述井庸治に

あとがき 『前兆』

「あなたはソウルメイトの存在を信じていますか?」
 突然、マットが私に質問してきた。どういう流れでこの質問がでたのか私は覚えていない。マットはアメリカ人、日本の文化を研究するため日本に来ている。
 私が「ソウルメイト」という言葉に出逢ったのは、この時が初めて。しかし何となく意味は分かる。
「うん。
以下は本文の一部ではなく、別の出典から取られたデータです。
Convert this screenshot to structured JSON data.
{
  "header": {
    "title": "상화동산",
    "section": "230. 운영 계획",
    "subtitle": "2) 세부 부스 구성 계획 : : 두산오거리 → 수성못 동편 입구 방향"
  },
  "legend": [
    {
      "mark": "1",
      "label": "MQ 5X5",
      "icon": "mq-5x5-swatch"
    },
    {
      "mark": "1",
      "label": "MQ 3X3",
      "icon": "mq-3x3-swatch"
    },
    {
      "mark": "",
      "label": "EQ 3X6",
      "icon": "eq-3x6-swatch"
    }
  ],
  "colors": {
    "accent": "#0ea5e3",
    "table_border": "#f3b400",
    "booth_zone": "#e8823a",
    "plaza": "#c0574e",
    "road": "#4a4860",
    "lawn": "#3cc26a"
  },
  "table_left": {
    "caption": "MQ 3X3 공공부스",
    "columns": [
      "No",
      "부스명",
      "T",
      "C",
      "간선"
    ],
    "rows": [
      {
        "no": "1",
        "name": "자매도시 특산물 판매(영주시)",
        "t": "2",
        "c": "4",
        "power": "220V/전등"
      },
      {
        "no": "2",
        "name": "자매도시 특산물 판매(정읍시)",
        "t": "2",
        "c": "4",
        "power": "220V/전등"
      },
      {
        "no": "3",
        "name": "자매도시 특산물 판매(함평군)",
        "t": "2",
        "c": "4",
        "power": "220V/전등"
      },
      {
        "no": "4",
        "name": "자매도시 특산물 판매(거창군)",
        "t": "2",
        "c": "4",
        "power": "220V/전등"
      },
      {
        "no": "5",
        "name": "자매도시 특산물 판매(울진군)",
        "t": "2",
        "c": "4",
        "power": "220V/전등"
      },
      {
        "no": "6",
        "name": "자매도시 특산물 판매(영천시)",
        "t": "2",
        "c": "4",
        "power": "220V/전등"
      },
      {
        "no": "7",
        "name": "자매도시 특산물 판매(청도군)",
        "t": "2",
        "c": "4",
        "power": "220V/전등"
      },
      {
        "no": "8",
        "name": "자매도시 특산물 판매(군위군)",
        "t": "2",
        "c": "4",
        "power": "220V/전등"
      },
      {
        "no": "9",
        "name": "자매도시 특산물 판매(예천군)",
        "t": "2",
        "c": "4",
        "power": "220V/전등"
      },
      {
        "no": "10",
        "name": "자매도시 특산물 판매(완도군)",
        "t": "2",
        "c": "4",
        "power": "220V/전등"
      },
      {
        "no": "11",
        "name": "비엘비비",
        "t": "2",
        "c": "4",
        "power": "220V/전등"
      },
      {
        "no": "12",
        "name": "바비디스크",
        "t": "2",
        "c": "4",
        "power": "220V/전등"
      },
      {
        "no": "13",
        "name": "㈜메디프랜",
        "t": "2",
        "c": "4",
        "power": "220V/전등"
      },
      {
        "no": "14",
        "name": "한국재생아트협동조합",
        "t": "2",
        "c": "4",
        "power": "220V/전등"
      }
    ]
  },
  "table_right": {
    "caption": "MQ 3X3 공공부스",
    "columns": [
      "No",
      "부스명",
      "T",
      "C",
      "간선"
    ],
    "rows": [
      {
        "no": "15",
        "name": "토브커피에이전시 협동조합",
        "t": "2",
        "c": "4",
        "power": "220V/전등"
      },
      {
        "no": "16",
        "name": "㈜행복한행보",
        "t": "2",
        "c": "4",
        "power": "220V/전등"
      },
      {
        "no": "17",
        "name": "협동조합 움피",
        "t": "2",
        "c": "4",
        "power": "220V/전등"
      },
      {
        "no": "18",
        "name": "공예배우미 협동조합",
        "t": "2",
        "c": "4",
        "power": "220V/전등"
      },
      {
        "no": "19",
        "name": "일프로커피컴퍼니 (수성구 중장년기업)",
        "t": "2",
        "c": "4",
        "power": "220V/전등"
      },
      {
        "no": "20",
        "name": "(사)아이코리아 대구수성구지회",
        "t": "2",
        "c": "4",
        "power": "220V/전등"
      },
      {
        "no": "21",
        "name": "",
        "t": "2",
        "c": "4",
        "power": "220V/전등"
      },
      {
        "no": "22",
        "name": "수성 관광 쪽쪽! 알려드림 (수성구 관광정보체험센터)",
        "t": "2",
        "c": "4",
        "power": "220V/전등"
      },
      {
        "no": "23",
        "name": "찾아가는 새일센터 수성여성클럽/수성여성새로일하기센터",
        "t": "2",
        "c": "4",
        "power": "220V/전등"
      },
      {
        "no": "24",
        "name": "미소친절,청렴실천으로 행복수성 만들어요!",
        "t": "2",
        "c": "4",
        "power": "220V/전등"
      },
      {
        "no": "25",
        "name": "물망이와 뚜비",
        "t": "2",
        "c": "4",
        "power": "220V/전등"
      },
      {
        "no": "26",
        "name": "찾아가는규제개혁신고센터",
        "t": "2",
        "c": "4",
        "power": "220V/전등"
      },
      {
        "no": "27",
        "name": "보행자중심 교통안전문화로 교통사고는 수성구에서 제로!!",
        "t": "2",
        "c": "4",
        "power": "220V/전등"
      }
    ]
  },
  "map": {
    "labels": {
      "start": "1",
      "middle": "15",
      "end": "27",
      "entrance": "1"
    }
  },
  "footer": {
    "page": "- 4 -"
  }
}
信じてるよ」
 私は答えた。
「だから、あなたはオプティミスト(楽観主義者)なのだ」
 マットが言った。
「だけど、私にはソウルメイトはいないよ」
 と、私が言うと
「えっ、どう言う意味?」
 彼はアメリカ人、今の自分にソウルメイトがいなければ、ソウルメイトの存在は信じられない。
 そこで、私は
「だから、私は今でもソウルメイトを探している」
「これが日本人の考え方だ」
 と言った。
 しかし、この時の私は、自分にソウルメイトが現れるとは思ってもいなかった。ただ、マットに日本人の考え方を教えてあげたかった。
 それからしばらくして、重盛の甥が、そして息子が私のところにやって来た。
 今思うに、これは「前兆」、重盛のことをほとんど忘れている私に
「述井さん今から行くよ」
 という重盛からのメッセージだったかも知れない。